In his most recent emailed article he notes that the TIP (inflation protected Treasury bond) ETF is diverging gold in a negative way as it is declining while gold is rising. That is true. It is a negative divergence to gold IF you believe that gold’s main utility is about inflation. Here is a chart showing the recent history of each, including the most recent negative divergence. The TIP chart includes dividends.
But my operating view is anti-inflation and just as I want to see gold out-perform inflation expectations (we use RINF as the gauge there) we want to see it out-perform TIP as well. Similar animals with different stripes. TIP, including dividends got hammered just as Treasury bonds got hammered. Just not as much during the height of the inflation hysteria.

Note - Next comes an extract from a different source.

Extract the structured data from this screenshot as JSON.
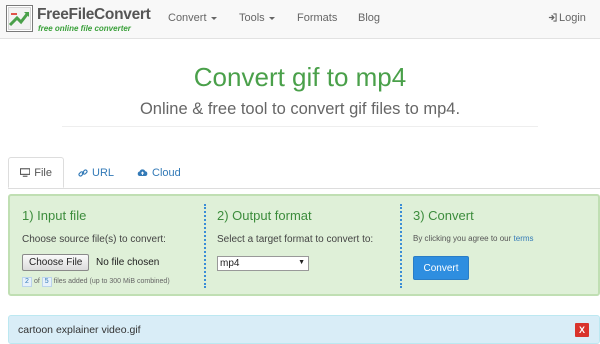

Remember that something major happened in bonds last year that ripped apart previous trends. While TIP is better during inflation than unprotected bonds, it still gets hammered if inflation fears result in rising overall yields.
I am not an inflationist at this time and am very open to a new phase of limited Fed ability to inflate, which could change the long-term game in gold. Remember, as a gold mining bull you’d want to see gold out-perform the inflation sensitive stuff, including RINF, TIP, TIP ratios to TLT and IEF, and a host of inflation sensitive assets. This chart shows GLD recently doing just that vs. inflation expectations, TIPs and unprotected long-term bonds. TIP, by the way, is only relatively inflation protected. As noted above, it logically got hit with bonds overall.
If conventional wisdom wins out and some of the extreme indicators we track like M2, the 30yr yield ‘Continuum’ and others are not forecasting a major change in the decades-long trends in the macro, it is very possible I will have been wrong to think about a real post-bubble contraction as we go back to business as usual and linear analysis wins the day (or year).
But if our thesis is that the game has changed I would not worry too much about correlations like gold and TIP that held sway (to a degree) over the last couple of decades. That is why I am planning for 2023 to be so exciting. It has a chance to be a rule breaker. Rules that were unbroken for 20+ years. Let’s keep open minds both ways for now.